James Clement - Sidoti & Company

Okay, thanks very much. The other question is about the photobook business, and just from your prepared remarks and with respect to guidance, I was a little unclear on this -- were you all saying that you expected a ramp in this business during this September quarter or were you talking more several quarters out, or maybe even a combination of both?

Joe R. Davis

Well, we have more than -- we have several customers in the photobook business and we are seeing increased demand in that business throughout the year and we would expect more in the peak holiday period, and that typically would be in our December quarter. We are experiencing -- I think we said we have over 150% increase in revenue in our digital business this quarter, as compared to last year. And we sort of are cautious in saying over 150% because we don’t have data for all 70 companies, unfortunately. But extrapolating, we’re comfortable with that 150%, over 150%.

So this business is greatly improving, it’s growing and we have increased demand from our customers to be able to service them even greater with continued capital investment in that business, continuing to grow that business.

James Clement - Sidoti & Company

Let me just -- the last question and Joe, I think this is something that has popped up around the story over the last two weeks and obviously there’s some other print related companies out there that are talking up cost cutting and that sort of thing. How do you feel about your asset base in terms of the 70 companies? Do you feel that is the right number of businesses to have? Do you feel that over time with your investment in digital, where that business can travel a little bit more, that there are some opportunities to consolidate some facilities? What are your thoughts on that long-term?

Joe R. Davis

My thoughts on that is that we have 70 now. We’ll continue to increase the number of companies we have, locations. Consolidating printing businesses, my experience has not been very positive over a long-term basis. In a short-term, yes, perhaps. But over a long-term basis, that doesn’t work too well for me. It may work for other people. It doesn’t work very well for me.

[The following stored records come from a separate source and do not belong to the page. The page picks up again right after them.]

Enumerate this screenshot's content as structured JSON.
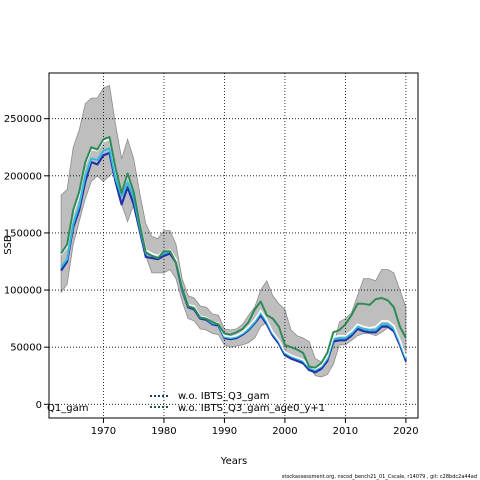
{
  "chart_data": {
    "type": "line",
    "xlabel": "Years",
    "ylabel": "SSB",
    "xlim": [
      1961,
      2022
    ],
    "ylim": [
      -12000,
      290000
    ],
    "x_ticks": [
      1970,
      1980,
      1990,
      2000,
      2010,
      2020
    ],
    "y_ticks": [
      0,
      50000,
      100000,
      150000,
      200000,
      250000
    ],
    "grid": true,
    "legend_position": "bottom-center",
    "left_fragment_label": "Q1_gam",
    "footer_text": "stockassessment.org, nscod_bench21_01_Cscale, r14079 , git: c28bdc2a44ad",
    "x": [
      1963,
      1964,
      1965,
      1966,
      1967,
      1968,
      1969,
      1970,
      1971,
      1972,
      1973,
      1974,
      1975,
      1976,
      1977,
      1978,
      1979,
      1980,
      1981,
      1982,
      1983,
      1984,
      1985,
      1986,
      1987,
      1988,
      1989,
      1990,
      1991,
      1992,
      1993,
      1994,
      1995,
      1996,
      1997,
      1998,
      1999,
      2000,
      2001,
      2002,
      2003,
      2004,
      2005,
      2006,
      2007,
      2008,
      2009,
      2010,
      2011,
      2012,
      2013,
      2014,
      2015,
      2016,
      2017,
      2018,
      2019,
      2020
    ],
    "band": {
      "low": [
        98000,
        105000,
        140000,
        160000,
        180000,
        195000,
        200000,
        195000,
        200000,
        205000,
        175000,
        160000,
        175000,
        160000,
        130000,
        115000,
        115000,
        115000,
        118000,
        110000,
        90000,
        75000,
        73000,
        66000,
        65000,
        62000,
        61000,
        52000,
        50000,
        51000,
        52000,
        54000,
        58000,
        68000,
        72000,
        63000,
        55000,
        48000,
        40000,
        38000,
        36000,
        33000,
        25000,
        24000,
        26000,
        35000,
        52000,
        52000,
        56000,
        60000,
        62000,
        62000,
        60000,
        63000,
        67000,
        64000,
        50000,
        36000
      ],
      "high": [
        183000,
        188000,
        225000,
        240000,
        263000,
        268000,
        268000,
        277000,
        279000,
        245000,
        215000,
        232000,
        215000,
        185000,
        158000,
        147000,
        145000,
        152000,
        152000,
        140000,
        110000,
        95000,
        93000,
        86000,
        85000,
        79000,
        78000,
        66000,
        65000,
        66000,
        70000,
        78000,
        85000,
        100000,
        108000,
        95000,
        88000,
        83000,
        65000,
        60000,
        58000,
        55000,
        40000,
        37000,
        40000,
        50000,
        72000,
        75000,
        80000,
        95000,
        110000,
        110000,
        108000,
        118000,
        118000,
        115000,
        100000,
        85000
      ]
    },
    "series": [
      {
        "name": "",
        "color": "#2233aa",
        "values": [
          117000,
          125000,
          155000,
          170000,
          195000,
          212000,
          210000,
          218000,
          220000,
          195000,
          175000,
          190000,
          175000,
          152000,
          129000,
          128000,
          127000,
          130000,
          132000,
          124000,
          100000,
          85000,
          83000,
          75000,
          74000,
          70000,
          69000,
          58000,
          57000,
          58000,
          61000,
          65000,
          71000,
          78000,
          70000,
          60000,
          53000,
          43000,
          40000,
          38000,
          36000,
          30000,
          28000,
          31000,
          38000,
          55000,
          56000,
          56000,
          60000,
          66000,
          64000,
          63000,
          63000,
          68000,
          68000,
          64000,
          52000,
          38000
        ]
      },
      {
        "name": "",
        "color": "#33bbdd",
        "values": [
          120000,
          127000,
          158000,
          174000,
          200000,
          215000,
          214000,
          222000,
          224000,
          198000,
          182000,
          194000,
          181000,
          155000,
          132000,
          130000,
          129000,
          132000,
          134000,
          126000,
          101000,
          86000,
          85000,
          76000,
          75000,
          71000,
          70000,
          59000,
          58000,
          59000,
          62000,
          66000,
          72000,
          80000,
          72000,
          62000,
          55000,
          45000,
          42000,
          40000,
          38000,
          32000,
          30000,
          33000,
          40000,
          57000,
          58000,
          58000,
          62000,
          68000,
          66000,
          65000,
          65000,
          70000,
          70000,
          66000,
          54000,
          40000
        ]
      },
      {
        "name": "w.o. IBTS_Q3_gam",
        "color": "#ffffff",
        "values": [
          131000,
          138000,
          167000,
          183000,
          210000,
          223000,
          222000,
          230000,
          232000,
          205000,
          185000,
          200000,
          187000,
          160000,
          135000,
          132000,
          130000,
          134000,
          135000,
          127000,
          103000,
          87000,
          86000,
          77000,
          76000,
          72000,
          71000,
          60000,
          59000,
          60000,
          63000,
          68000,
          74000,
          82000,
          74000,
          63000,
          56000,
          46000,
          43000,
          41000,
          39000,
          33000,
          31000,
          34000,
          42000,
          59000,
          60000,
          60000,
          64000,
          70000,
          68000,
          67000,
          68000,
          73000,
          73000,
          69000,
          56000,
          42000
        ]
      },
      {
        "name": "w.o. IBTS_Q3_gam_age0_y+1",
        "color": "#2e8b57",
        "values": [
          132000,
          140000,
          170000,
          186000,
          212000,
          225000,
          223000,
          232000,
          234000,
          207000,
          185000,
          202000,
          186000,
          158000,
          133000,
          130000,
          128000,
          134000,
          134000,
          124000,
          102000,
          86000,
          84000,
          76000,
          75000,
          72000,
          70000,
          62000,
          61000,
          63000,
          66000,
          72000,
          83000,
          90000,
          78000,
          75000,
          68000,
          52000,
          50000,
          48000,
          45000,
          33000,
          32000,
          36000,
          45000,
          63000,
          65000,
          70000,
          78000,
          88000,
          88000,
          87000,
          92000,
          93000,
          91000,
          85000,
          68000,
          58000
        ]
      }
    ]
  }
}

So I see we have a lot of very local customers -- even our national customers want to be serviced locally, so I don’t see much benefit for us to be derived from taking two profitable companies and putting them together. And historically, we’ve had a lot of companies -- we said we’d merger companies. You know, that’s good PR. The truth is, we’ve taken a company that wasn’t doing very well, maybe at the end of its lease or some real estate issue and merged those companies. But that’s not our strategy.

James Clement - Sidoti & Company

Joe, that’s very fair and I wanted to ask the question because there are a lot of other print related companies out there that engage in a lot of different print lines of business that are not the same as yours and I wanted to give you the opportunity to respond to that. Thanks very much.

Joe R. Davis

The other thing that I would say when you say digital, that’s a little bit different business and you say it travels a little better, and we are developing some large digital hubs in a couple of places around the company. Actually, we are doing it in three locations today. I’ll say large digital hubs and we are going to have digital capabilities at each of our companies but if somebody comes in and wants 15 million clicks in a two-week timeframe, we’ll be engaging our large digital hubs to achieve that result and we do have that sort of demand.

James Clement - Sidoti & Company

Okay. Thank you very much for your time.

Operator

We have no further questions. I would like to turn the call over to management for closing remarks.

Joe R. Davis

Okay. Thank you. We certainly appreciate the continued support of our customers who are very, very important to us; our employees, our shareholders, and we look forward to reporting to you on the September results. Thank you for your interest today.

Operator

Ladies and gentlemen, thank you for your participation in today’s conference. This concludes your presentation and you may now disconnect. Good day.